RUSSIAN FEDERATION WEEKLY SITREP 27 January 2011

DOMODEDOVO. A suicide bomber team killed and wounded many in the arrivals area of Domodedovo Airport. Not the first time jihadists have attacked outside the security zone and we will see more. It is possible that this attack may wake up Westerners to the reality that it’s all the same thing: the NORAD commander appears to understand. On the other hand, others still blame the “Putin system”; one assumes these editorialists blamed the December Stockholm bomb on the “Reinfeldt system”. Medvedev has dismissed several officials, blaming lax security. Some of this is the ancient Russian tradition of pretending to solve the problem by firing somebody, but it also fits with Medvedev’s policy of clearing out deadwood.

START. The Duma finally ratified the agreement on Tuesday by a comfortable margin and the Federation Council did so the next day. The question of missile defence is still a potential stumbling block and Russia will denounce the Treaty if it feels US developments in this area threaten it. But that was always the reality and one hopes that a rational settlement will be found.

OPPOSITION ALLIANCE. The alliance of Limonov and his NatBols with the liberals, about which so much was written a few months ago, appears to be over. It was always unnatural: the two groups have quite different aims, no matter how much they may share a dislike of Putin. Lyudmila Alexeyeva appears to be emerging as the principal leader; she has the advantage of not being tainted by the Yeltsin years and Putin cannot say about her what he said about some of the Yeltsin-era oppositionists: “they want to come back and refill their pockets”. She has broken with Limonov who is now calling himself head of the Other Russia party but doesn’t appear to have taken over the website (registration of his party was turned down yesterday). The authorities are probably not unhappy with this development and Moscow City has (again) given permission for her group to demonstrate on the 31st but not Limonov’s. Limonov will likely show up anyway for some street theatre.

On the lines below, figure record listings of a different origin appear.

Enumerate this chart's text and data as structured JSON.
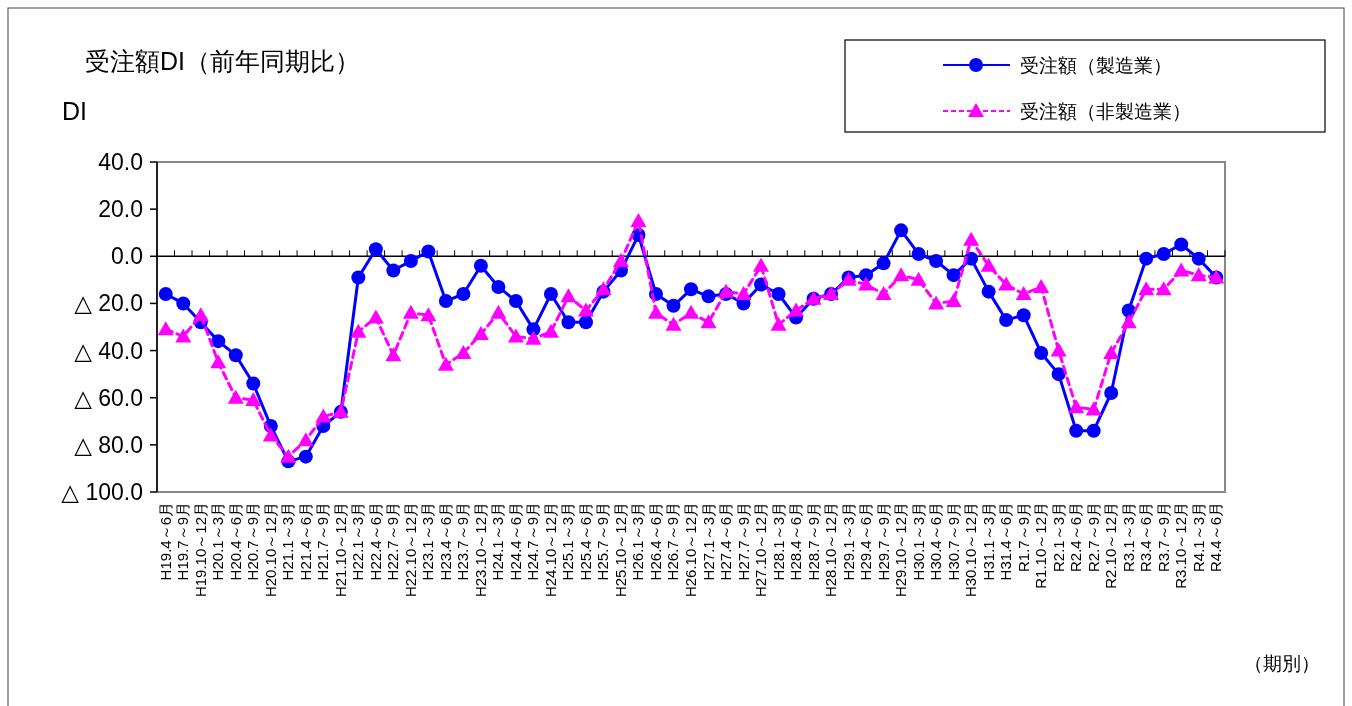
{
  "chart_data": {
    "type": "line",
    "title": "受注額DI（前年同期比）",
    "ylabel": "DI",
    "xlabel": "（期別）",
    "categories": [
      "H19.4～6月",
      "H19.7～9月",
      "H19.10～12月",
      "H20.1～3月",
      "H20.4～6月",
      "H20.7～9月",
      "H20.10～12月",
      "H21.1～3月",
      "H21.4～6月",
      "H21.7～9月",
      "H21.10～12月",
      "H22.1～3月",
      "H22.4～6月",
      "H22.7～9月",
      "H22.10～12月",
      "H23.1～3月",
      "H23.4～6月",
      "H23.7～9月",
      "H23.10～12月",
      "H24.1～3月",
      "H24.4～6月",
      "H24.7～9月",
      "H24.10～12月",
      "H25.1～3月",
      "H25.4～6月",
      "H25.7～9月",
      "H25.10～12月",
      "H26.1～3月",
      "H26.4～6月",
      "H26.7～9月",
      "H26.10～12月",
      "H27.1～3月",
      "H27.4～6月",
      "H27.7～9月",
      "H27.10～12月",
      "H28.1～3月",
      "H28.4～6月",
      "H28.7～9月",
      "H28.10～12月",
      "H29.1～3月",
      "H29.4～6月",
      "H29.7～9月",
      "H29.10～12月",
      "H30.1～3月",
      "H30.4～6月",
      "H30.7～9月",
      "H30.10～12月",
      "H31.1～3月",
      "H31.4～6月",
      "R1.7～9月",
      "R1.10～12月",
      "R2.1～3月",
      "R2.4～6月",
      "R2.7～9月",
      "R2.10～12月",
      "R3.1～3月",
      "R3.4～6月",
      "R3.7～9月",
      "R3.10～12月",
      "R4.1～3月",
      "R4.4～6月"
    ],
    "series": [
      {
        "name": "受注額（製造業）",
        "color": "#0000ff",
        "marker": "circle",
        "line_style": "solid",
        "values": [
          -16,
          -20,
          -28,
          -36,
          -42,
          -54,
          -72,
          -87,
          -85,
          -72,
          -66,
          -9,
          3,
          -6,
          -2,
          2,
          -19,
          -16,
          -4,
          -13,
          -19,
          -31,
          -16,
          -28,
          -28,
          -15,
          -6,
          9,
          -16,
          -21,
          -14,
          -17,
          -16,
          -20,
          -12,
          -16,
          -26,
          -18,
          -16,
          -9,
          -8,
          -3,
          11,
          1,
          -2,
          -8,
          -1,
          -15,
          -27,
          -25,
          -41,
          -50,
          -74,
          -74,
          -58,
          -23,
          -1,
          1,
          5,
          -1,
          -9
        ]
      },
      {
        "name": "受注額（非製造業）",
        "color": "#ff00ff",
        "marker": "triangle",
        "line_style": "dashed",
        "values": [
          -31,
          -34,
          -25,
          -45,
          -60,
          -61,
          -76,
          -85,
          -78,
          -68,
          -66,
          -32,
          -26,
          -42,
          -24,
          -25,
          -46,
          -41,
          -33,
          -24,
          -34,
          -35,
          -32,
          -17,
          -23,
          -14,
          -2,
          15,
          -24,
          -29,
          -24,
          -28,
          -15,
          -16,
          -4,
          -29,
          -23,
          -18,
          -16,
          -10,
          -12,
          -16,
          -8,
          -10,
          -20,
          -19,
          7,
          -4,
          -12,
          -16,
          -13,
          -40,
          -64,
          -65,
          -41,
          -28,
          -14,
          -14,
          -6,
          -8,
          -9
        ]
      }
    ],
    "ylim": [
      -100,
      40
    ],
    "yticks": [
      {
        "value": 40,
        "label": "40.0"
      },
      {
        "value": 20,
        "label": "20.0"
      },
      {
        "value": 0,
        "label": "0.0"
      },
      {
        "value": -20,
        "label": "△ 20.0"
      },
      {
        "value": -40,
        "label": "△ 40.0"
      },
      {
        "value": -60,
        "label": "△ 60.0"
      },
      {
        "value": -80,
        "label": "△ 80.0"
      },
      {
        "value": -100,
        "label": "△ 100.0"
      }
    ],
    "legend": "top right"
  }
}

THE NEW MEDIA. Medvedev, who must be one of the most Internet-savvy leaders around, had quite a bit to say about it at Davos. It leads to the “creation of communities of people… in different countries… by a shared goal or idea, and no national government can claim to have a strong impact on such communities” (as we see in Egypt and elsewhere today). There are dangers that criminals or terrorists use it. But “this universal connectedness must become a powerful driver of economic growth”. He promised “Russia will not support initiatives that may jeopardise Internet freedom”. There is general agreement that the New Media flourishes in Russia and the government leaves it alone.

LENIN’S TOMB. I think it’s finally going to happen. The official line has always been that the body will be buried in St Petersburg when the population wants it. A Duma Deputy started the current campaign and there is a website on which people can vote; so far a solid majority wants the body moved out of Red Square. So, what will replace the Mausoleum? My bet is whatever was there before. And what about the Kremlin wall necropolis, Stalin’s ashes and all the rest of the Communist Pantheon? Surely, if Lenin goes, Stalin and the others have to too.

ANOTHER OIL ENGAGEMENT PARTY. RosNeft and ExxonMobil have made an agreement to jointly develop hydrocarbon findings in the Russian part of the Black Sea. The wedding season has come early to Russia!

MURDER. Last week another mass murder was discovered – most of a family of a local crime boss was found dead in a garage in Stavropol. Will it be discovered, in this case too, that the local authorities were providing cover for him or for his murderers?

KACZINSKI CRASH. Two defenders of the Russian findings have spoken up. David Learmount accepts them. Poland’s lead investigator agrees. As the first said of the report: “It does not make happy reading for the Polish people or their government, and indeed they are finding its truths difficult to swallow”.

FRIENDS AGAIN. It is claimed that practically all the problems between Moscow and Minsk have been resolved. Of course, now that the West has decided it doesn’t like Lukashenka (again), he doesn’t have many alternatives. There was a brief moment there when Belarus was being spun as a fellow victim of Moscow’s “gas weapon”.